CompaniesPREMIUM

Transaction Capital aims to raise up to R1.25bn from WeBuyCars

Parent needs funds to repay debt and remove the liability if its ailing SA Taxi division defaults

Consumers are downgrading from premium vehicles to better-priced models, and some are opting to rent vehicles. This file photo shows the WeBuyCars showroom at The Dome in Johannesburg, which has a 1,400 bay capacity.
Consumers are downgrading from premium vehicles to better-priced models, and some are opting to rent vehicles. This file photo shows the WeBuyCars showroom at The Dome in Johannesburg, which has a 1,400 bay capacity. (Supplied)

Transaction Capital wants to raise R900m-R1.25bn by issuing and selling shares in WeBuyCars before its planned unbundling and separate listing of the profitable second-hand car dealer.

By selling new shares to asset manager Coronation and issuing new shares for the new investors to buy into WeBuyCars, it will reduce its 74.9% holding in the used car dealer to 57%-67%.

Part of the money it makes will go to repaying R1.1bn in revolving credit at a holding company level and remove the liability Transaction Capital has if its ailing SA Taxi division defaults on its debt, which as things stand could force the parent to cough up to lenders.

Fund manager Coronation, which owned about 18% of Transaction Capital at end-September, according to the annual report, will buy 11.3% of new WeBuyCars shares for an estimated R760m.

The group said this showed the investment manager’s confidence in that business.

The capital-raising exercise will also involve a proposed book-building process to issue new WeBuyCars shares to the value of R750m.

Transaction Capital’s SA Taxi is heavily indebted to the tune of more than R17bn and at risk of defaulting on about R5bn of this. It has already missed a debt repayment from subsidiary SA Taxi Development Finance.

In its annual report released last month Transaction Capital admitted that there was a risk of cross-default from SA Taxi to the holding company. This is even as WeBuyCars and another subsidiary, Nutun, do not have any exposure to SA Taxi debt.

However, it said the unbundling of WeBuyCars and “value unlock” would help it remove the cross-defaults in place. 

Money from the unbundling and issuing of shares will also be used to repay R285m due by March 7, which is owed as part of its support for the BEE deal in which the SA National Taxi Association (Santaco) took a 25% stake in Transaction Capital. That Santaco stake in Transaction Capital is now worth less than the debt it raised to buy it, as the share price has plummeted more than 75%.

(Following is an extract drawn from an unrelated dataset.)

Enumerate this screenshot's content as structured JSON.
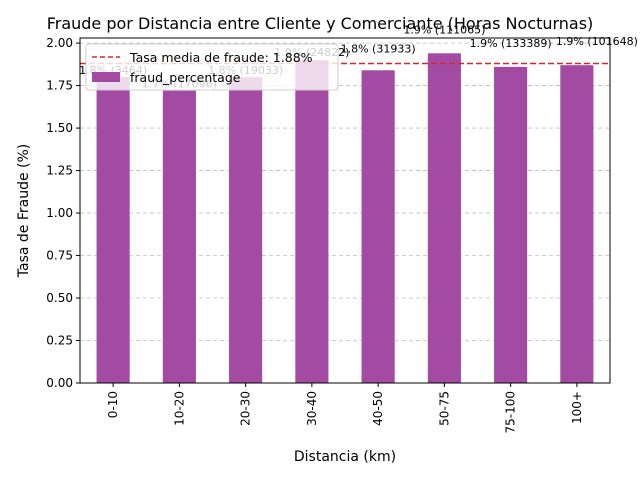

The existing shareholding in WeBuyCars held by founders of the business Faan and Dirk van der Walt will be reduced from 25.1% to 10% as part of the unbundling.

Transaction Capital had a contractual option to buy the Van der Walt’s stake but this will be cancelled with the unbundling.

WeBuyCars will probably list on the JSE in April, subject to shareholder approval.

Transaction Capital claims it trades at a discount to its underlying value, common for almost all investment holding firms. It shares have also lost enormous value given the troubles at SA Taxi.

The new listing will allow shareholders to hold a stake in its most profitable division while not being exposed to SA Taxis or debt collector Nutun, which has been struggling to raise capital to expand, the firm said recently.

Transaction Capital said on Tuesday that WeBuyCars stands out from its competitors because of its “proprietary artificial intelligence, data and analytics capabilities, which optimise the vehicle buying and selling process”.

Sponsored research conducted by Anchor Stockbrokers and paid for by Transaction Capital found WeBuyCars can calculate a price for a used car within 30 minutes — making the process of trading in a used car much quicker than at its competitors. 

Anchor said WeBuyCars benefited from the fact that SA’s used-vehicle sales are about 2.2 times larger than those of their new counterparts. Given the churn within the 11.2-million vehicles on SA roads, it is common for vehicles to exchange hands more than five times, it said. 

“WeBuyCars has the flexibility to sell and finance older, cheaper vehicles that original equipment used car dealerships don’t have, making it adaptable to changing market conditions. This has ensured volume growth [which] has remained robust during the past 18 challenging months.”

Update: February 16 2024

This story has been corrected to reflect that sponsored research was conducted by Anchor Stockbrokers and not Anchor Capital. We regret the error.